犬のタロがだ。こう他の三匹に述べたのだった。
「間違いなくここにいるけれど。ただ」
「ただ?」
「ただといいますと」
「妙だね。匂いが動いてるよ」
「風に乗っているのですか」
「この歌劇場の中を」
「演奏によって出る風と」
風もだ。タロは感じ取っていた。無論他の三匹も。
「後は歌からの風が海流みたいになってるね」
「海流ですか」
「そうしたものになっていますか」
「うん。それも複雑に絡み合ってるね」
匂いもだ。

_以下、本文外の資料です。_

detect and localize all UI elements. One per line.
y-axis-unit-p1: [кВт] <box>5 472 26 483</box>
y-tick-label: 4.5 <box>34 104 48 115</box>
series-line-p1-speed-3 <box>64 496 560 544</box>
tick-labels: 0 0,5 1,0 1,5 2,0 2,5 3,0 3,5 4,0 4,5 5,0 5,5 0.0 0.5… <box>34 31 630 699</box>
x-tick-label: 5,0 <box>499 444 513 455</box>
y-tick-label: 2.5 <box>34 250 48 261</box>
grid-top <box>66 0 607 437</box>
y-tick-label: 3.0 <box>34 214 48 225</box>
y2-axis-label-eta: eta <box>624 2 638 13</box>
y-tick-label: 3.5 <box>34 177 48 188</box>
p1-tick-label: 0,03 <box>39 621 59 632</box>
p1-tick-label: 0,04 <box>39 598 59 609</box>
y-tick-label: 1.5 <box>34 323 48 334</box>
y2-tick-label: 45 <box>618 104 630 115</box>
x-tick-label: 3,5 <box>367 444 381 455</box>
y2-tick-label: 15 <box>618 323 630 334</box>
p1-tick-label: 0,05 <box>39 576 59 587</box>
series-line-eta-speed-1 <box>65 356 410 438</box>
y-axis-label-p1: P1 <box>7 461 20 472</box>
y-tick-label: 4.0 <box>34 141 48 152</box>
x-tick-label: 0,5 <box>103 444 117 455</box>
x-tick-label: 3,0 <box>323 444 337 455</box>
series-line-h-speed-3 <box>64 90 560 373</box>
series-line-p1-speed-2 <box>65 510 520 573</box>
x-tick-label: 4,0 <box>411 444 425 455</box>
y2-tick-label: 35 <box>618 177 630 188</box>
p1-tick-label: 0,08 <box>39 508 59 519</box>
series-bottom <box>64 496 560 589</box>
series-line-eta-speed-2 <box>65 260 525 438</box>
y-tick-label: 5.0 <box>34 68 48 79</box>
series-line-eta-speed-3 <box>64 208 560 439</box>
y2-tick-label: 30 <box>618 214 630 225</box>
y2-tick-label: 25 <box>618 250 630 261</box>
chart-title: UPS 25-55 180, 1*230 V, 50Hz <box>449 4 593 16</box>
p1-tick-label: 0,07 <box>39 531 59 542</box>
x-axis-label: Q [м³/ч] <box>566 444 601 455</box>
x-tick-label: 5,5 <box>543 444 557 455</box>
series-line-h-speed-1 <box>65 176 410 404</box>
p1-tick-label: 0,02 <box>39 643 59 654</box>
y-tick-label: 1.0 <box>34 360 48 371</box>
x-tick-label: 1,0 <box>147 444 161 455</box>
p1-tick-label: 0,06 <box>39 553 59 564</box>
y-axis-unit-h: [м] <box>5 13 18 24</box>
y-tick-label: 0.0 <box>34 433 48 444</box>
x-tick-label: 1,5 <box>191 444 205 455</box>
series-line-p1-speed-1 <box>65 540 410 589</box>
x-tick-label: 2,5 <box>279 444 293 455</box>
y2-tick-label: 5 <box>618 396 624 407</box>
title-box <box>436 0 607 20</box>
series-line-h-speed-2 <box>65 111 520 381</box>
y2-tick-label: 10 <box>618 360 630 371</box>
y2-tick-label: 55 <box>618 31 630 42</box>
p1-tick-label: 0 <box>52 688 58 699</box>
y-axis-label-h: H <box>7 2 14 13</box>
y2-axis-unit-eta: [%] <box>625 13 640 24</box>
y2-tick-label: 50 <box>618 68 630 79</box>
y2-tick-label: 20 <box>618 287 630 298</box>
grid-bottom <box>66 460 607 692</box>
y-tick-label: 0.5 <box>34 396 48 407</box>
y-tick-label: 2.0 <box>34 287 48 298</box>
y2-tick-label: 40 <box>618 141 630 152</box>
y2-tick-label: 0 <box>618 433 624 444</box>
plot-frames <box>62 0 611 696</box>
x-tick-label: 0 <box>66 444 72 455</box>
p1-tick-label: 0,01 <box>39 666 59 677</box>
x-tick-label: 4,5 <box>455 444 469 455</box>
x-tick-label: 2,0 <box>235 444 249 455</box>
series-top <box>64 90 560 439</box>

それによってだというのだ。
「これが歌劇場なんだ」
「歌劇場は音楽や歌が常にあります」
「オーケストラ、一人か何人かの歌、そして合唱がです」
歌劇場に響きそれと共に風を作ってだ。そしてだというのだ。
「歌劇場を常に動き回っていますので」
「それに乗って匂いもまた」
「そうですね。私達も鼻を使っています」
「そうしています」
狐、そして狸も犬科の生き物だ。それならばだった。
鼻はかなりいい。それで彼等も嗅いでいる。だが、だった。
どうしても今日子先生の匂いは感じない。それでだった。
彼等は首を捻りだ。こう言うのだった。
「まさか気付かれたのでしょうか」
「私達のことが」
こう考えたのだった。あまりにも見つからないので。